Search code examples
apache-kafka-streams

What does a full Kafka stream cache cause as internal operation?


When setting the cache we set the size and the commit interval ? I understand that when the commit interval is passed, a commit is called, but what operation is triggered when the cache is full. Does it also trigger a commit, causing the kafka stream application to recode it in its metrics as a commit operation ? Or it simply cause a forward operation evicting the oldest records ?

My goal is to be able to monitor my kafka stream application and understand the metrics i am seeing ?


Solution

  • The kafka stream cache (records cache) is using for internal caching and compacting output records of a KTable which you created using StreamsBuilder.table() or StreamsBuilder#globalTable(), and also KTable which is the result of aggregate. It buffers output records of KTable before they are written to underlying state store (RocksDb) and downstream processors.

    Processor API does using this cache to buffer output records before writing to state store but not for downstream processors.

    1. but what operation is triggered when the cache is full?

      When the records cache is full (setting cache.max.bytes.buffering) the buffer flush some output records (default is LRU cache so some eldest output records) to the underlying state store and downstream processors. You can view a visualized example here.

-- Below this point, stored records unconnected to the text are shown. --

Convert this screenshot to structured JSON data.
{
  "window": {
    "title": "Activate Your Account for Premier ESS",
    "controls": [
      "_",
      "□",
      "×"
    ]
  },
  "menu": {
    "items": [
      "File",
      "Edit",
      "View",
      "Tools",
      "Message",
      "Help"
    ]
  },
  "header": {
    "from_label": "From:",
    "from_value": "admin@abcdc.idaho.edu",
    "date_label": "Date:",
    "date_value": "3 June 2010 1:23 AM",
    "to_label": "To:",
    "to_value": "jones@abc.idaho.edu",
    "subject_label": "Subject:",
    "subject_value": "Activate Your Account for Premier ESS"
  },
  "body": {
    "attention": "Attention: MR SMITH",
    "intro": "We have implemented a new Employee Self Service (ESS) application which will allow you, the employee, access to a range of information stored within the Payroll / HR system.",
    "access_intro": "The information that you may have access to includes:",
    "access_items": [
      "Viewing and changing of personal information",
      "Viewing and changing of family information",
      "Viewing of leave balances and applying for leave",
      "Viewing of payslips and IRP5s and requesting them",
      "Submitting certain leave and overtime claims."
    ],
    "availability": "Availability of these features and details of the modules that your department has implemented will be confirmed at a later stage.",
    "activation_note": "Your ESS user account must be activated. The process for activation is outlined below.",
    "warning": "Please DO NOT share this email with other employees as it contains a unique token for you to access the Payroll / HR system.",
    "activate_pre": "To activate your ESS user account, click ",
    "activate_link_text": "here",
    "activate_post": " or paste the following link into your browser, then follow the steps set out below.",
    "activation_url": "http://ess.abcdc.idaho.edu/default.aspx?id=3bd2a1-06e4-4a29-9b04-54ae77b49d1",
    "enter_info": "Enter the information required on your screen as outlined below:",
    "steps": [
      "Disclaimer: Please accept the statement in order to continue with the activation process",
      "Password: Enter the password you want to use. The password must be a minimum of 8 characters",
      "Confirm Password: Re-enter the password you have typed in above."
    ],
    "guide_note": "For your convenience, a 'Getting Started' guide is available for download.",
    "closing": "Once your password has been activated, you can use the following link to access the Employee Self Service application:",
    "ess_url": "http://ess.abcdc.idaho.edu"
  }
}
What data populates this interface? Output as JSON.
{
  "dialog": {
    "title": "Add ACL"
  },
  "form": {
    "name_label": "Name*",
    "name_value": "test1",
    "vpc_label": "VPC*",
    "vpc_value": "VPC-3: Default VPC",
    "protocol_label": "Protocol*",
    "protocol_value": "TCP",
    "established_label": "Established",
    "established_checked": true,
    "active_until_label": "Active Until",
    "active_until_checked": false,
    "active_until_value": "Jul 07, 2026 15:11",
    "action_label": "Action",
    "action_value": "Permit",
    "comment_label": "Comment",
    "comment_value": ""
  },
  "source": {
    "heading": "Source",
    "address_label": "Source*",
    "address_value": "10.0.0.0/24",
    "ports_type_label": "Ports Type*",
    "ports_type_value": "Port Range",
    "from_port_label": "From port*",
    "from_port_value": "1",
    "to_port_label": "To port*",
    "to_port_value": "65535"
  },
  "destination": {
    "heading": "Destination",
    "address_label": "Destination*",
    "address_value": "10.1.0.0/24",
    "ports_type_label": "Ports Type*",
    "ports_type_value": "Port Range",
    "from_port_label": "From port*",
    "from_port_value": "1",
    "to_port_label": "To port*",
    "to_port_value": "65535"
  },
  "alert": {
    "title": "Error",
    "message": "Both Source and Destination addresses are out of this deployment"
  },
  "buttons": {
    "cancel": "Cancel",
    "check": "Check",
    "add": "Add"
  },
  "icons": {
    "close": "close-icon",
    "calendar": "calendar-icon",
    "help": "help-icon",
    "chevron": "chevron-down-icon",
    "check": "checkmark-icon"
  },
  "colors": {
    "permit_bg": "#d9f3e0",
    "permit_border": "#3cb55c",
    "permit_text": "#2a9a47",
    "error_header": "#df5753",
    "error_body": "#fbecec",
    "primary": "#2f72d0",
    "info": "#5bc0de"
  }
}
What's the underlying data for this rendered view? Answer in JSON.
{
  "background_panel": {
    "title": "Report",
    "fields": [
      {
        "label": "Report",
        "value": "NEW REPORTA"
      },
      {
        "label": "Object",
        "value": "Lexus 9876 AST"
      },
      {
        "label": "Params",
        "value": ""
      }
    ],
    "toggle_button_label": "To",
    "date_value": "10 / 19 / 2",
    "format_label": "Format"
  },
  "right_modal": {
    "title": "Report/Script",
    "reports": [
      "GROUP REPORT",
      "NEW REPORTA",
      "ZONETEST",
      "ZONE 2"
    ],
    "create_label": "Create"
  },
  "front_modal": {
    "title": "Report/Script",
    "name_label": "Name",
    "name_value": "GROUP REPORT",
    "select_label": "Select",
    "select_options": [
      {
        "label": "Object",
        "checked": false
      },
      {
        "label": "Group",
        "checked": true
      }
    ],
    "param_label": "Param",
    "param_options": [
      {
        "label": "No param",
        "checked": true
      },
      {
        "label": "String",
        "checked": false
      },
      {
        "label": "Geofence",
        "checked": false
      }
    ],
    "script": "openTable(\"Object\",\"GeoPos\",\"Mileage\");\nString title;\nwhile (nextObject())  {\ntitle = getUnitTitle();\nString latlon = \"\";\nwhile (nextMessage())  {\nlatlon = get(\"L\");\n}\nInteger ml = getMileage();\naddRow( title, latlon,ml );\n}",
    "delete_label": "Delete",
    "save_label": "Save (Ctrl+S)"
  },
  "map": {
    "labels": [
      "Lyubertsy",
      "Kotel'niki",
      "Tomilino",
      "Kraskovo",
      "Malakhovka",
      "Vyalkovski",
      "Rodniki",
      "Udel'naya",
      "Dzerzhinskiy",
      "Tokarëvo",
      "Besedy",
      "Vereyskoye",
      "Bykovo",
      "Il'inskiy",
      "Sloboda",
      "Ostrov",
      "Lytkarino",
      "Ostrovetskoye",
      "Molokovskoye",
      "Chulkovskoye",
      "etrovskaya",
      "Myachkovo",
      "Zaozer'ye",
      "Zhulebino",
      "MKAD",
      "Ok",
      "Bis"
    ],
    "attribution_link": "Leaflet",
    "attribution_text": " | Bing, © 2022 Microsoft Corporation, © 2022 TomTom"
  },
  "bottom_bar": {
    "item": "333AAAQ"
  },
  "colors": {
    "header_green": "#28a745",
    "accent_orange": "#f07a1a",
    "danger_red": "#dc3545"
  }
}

    2. Does it also trigger a commit? Or it simply cause a forward operation evicting the oldest records ?

      I looked into internal code and it only flush the eldest records cache which will writes output records to state store and forward to downstream processors. It does not trigger a commit which in turn flush Producer so your records in state store is not produced to the internal kafka changelog topic util stream thread is committed.